High profile names such as Stephen Hawking, Mark Zuckerberg and Russian billionaire Yuri Milner are keeping their hopes up for one of the most ambitious space projects ever: sending tiny interstellar space probes to visit the nearest star system, Alpha Centauri.

Known as the Breakthrough Starshot project, the plan is to use a giant laser situated on our planet to push a fleet of nano spacecraft to nearly the speed of light.

If successful, the iPhone-sized probes are estimated to cross the void within two decades - an incredible feat for interstellar travel. It will take four years for the data to be transmitted home.

The audacious project is truly exciting, but experts say it is not immune to potential issues.

Do They Have A Permit For Planetary Laser?

A 100-gigawatt laser on Earth is supposed to push the tiny Starshot probes to accelerate almost at the speed of light. However, such a laser would be powerful enough to destroy anything, frying orbital satellites in its wake.

Starshot project leader Pete Worden, director of NASA's Ames Research Center, said they won't fire when satellites are in the way.

"We anticipate that there would be international agreements in control of this," said Worden, believing that the world will take the Starshot project with a grain of salt.

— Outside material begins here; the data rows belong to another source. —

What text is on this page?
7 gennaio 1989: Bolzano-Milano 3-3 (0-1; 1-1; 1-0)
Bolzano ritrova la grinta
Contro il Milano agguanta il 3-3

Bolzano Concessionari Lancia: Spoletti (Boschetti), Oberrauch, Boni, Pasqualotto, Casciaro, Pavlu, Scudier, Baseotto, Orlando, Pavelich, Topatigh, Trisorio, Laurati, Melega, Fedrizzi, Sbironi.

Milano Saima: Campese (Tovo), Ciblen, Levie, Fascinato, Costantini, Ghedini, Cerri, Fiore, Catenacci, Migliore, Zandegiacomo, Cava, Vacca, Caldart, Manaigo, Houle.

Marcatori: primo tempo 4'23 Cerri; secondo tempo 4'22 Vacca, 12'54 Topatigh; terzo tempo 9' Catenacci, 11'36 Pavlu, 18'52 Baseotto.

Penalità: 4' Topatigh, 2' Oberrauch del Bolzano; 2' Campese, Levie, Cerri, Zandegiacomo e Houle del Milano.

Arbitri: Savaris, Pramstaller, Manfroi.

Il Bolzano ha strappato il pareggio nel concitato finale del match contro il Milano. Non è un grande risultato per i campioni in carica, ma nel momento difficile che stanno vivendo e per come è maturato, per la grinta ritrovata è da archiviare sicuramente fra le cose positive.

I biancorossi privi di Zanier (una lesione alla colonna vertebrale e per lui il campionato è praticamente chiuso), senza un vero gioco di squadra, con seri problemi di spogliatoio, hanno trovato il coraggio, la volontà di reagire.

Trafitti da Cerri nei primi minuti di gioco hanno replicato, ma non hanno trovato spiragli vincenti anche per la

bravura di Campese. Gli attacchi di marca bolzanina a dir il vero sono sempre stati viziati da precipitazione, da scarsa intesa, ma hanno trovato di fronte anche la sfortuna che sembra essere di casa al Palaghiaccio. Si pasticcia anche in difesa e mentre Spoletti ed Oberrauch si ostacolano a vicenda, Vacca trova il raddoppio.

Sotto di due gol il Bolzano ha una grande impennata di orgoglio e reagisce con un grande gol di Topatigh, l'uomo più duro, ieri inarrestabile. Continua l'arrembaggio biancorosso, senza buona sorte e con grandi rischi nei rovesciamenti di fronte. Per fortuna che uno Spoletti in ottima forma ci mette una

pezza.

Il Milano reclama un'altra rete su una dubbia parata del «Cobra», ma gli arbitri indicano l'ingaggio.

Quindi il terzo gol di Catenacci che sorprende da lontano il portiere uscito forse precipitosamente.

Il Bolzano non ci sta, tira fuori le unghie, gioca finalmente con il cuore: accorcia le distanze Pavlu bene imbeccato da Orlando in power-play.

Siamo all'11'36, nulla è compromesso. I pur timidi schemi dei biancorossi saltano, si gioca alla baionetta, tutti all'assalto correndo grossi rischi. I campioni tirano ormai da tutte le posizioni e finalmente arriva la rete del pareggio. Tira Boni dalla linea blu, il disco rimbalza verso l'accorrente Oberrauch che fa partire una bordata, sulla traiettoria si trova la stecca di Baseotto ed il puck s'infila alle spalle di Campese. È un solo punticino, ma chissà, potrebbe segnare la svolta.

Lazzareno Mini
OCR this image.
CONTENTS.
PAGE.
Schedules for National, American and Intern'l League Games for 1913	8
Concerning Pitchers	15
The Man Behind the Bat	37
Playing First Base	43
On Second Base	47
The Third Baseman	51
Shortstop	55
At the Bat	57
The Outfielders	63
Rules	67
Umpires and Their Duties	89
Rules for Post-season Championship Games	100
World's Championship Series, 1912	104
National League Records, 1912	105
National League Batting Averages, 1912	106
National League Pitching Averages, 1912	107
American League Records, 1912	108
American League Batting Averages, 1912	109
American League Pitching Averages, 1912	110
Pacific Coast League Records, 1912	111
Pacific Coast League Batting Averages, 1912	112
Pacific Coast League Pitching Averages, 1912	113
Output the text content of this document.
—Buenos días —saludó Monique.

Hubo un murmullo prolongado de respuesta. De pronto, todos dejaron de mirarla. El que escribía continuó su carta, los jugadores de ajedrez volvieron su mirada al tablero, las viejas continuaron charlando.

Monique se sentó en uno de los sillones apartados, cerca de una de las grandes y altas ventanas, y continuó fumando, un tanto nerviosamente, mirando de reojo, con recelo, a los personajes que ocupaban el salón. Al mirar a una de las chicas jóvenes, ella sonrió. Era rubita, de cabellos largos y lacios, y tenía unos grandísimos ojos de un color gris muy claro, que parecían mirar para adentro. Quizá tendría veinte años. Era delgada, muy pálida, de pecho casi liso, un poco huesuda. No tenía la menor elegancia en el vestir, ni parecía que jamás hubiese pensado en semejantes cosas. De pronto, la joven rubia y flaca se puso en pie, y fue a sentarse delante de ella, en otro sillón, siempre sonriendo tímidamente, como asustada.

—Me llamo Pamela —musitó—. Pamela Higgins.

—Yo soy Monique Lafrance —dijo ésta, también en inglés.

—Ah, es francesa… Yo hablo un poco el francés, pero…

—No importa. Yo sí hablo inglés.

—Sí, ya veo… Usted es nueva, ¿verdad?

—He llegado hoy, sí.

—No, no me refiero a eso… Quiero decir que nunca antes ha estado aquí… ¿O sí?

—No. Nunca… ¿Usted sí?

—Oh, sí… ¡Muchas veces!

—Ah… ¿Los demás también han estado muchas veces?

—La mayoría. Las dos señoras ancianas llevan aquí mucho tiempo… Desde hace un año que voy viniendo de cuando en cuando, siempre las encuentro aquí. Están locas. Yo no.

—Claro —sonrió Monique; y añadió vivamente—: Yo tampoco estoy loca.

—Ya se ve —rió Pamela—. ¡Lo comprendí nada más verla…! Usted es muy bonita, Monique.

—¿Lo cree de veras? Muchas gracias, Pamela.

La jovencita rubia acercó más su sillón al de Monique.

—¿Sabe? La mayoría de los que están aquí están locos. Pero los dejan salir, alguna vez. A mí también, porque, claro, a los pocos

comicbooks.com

Worden and his colleagues will work with countries to get the necessary permits.

Is It Really Cheaper?

Milner, whose first name is that of the first man in space, Yuri Gagarin, has already invested $100 million of his own money into the Starshot project.

In the space industry, this amount is only crumbs. NASA's New Horizons probe was built at $722 million, and was able to fly by Pluto, which is about three billion light years away.

Three billion light years is only 0.012 percent of the distance between Earth and Alpha Centauri, which is located 25 trillion light years away. It would cost seven times as much as Milner's pledged funding to actually reach the star system.

Milner is aware of this, but he hopes that his seed money can at least kick-start the project.

What Would Happen To Distress Signals From Far, Far Away?

The Starshot team hopes that about 1,000 mini-spacecraft will be launched in the next decade. However, one problem is that once these tiny probes leave the solar system, they will be on their own more than ever.

Communications between our planet and the Starshot probes cannot happen faster than the speed of light, and so if one of the probes faces trouble a light year into its space journey, then it will take about a year for its distress signal to reach Earth. It will then take another year before instructions from the Starshot mission control team to reach the tiny craft.

If this is the case, the probe would have either fixed itself or died completely.

What Is The Team's Main Priority?

There is still no technology that could allow something as small as a postage stamp or an iPhone to transmit a signal across trillions of miles of interstellar space. This is one of the main priorities of the Starshot team.

But why is sending data so important? Bruce Betts of the Planetary Science said that without an effective way to send data home, the mission could end in failure.

"If you could fly to a forest, and you could see a tree fall, but you can't mention to anyone," added Betts, "did it really matter?"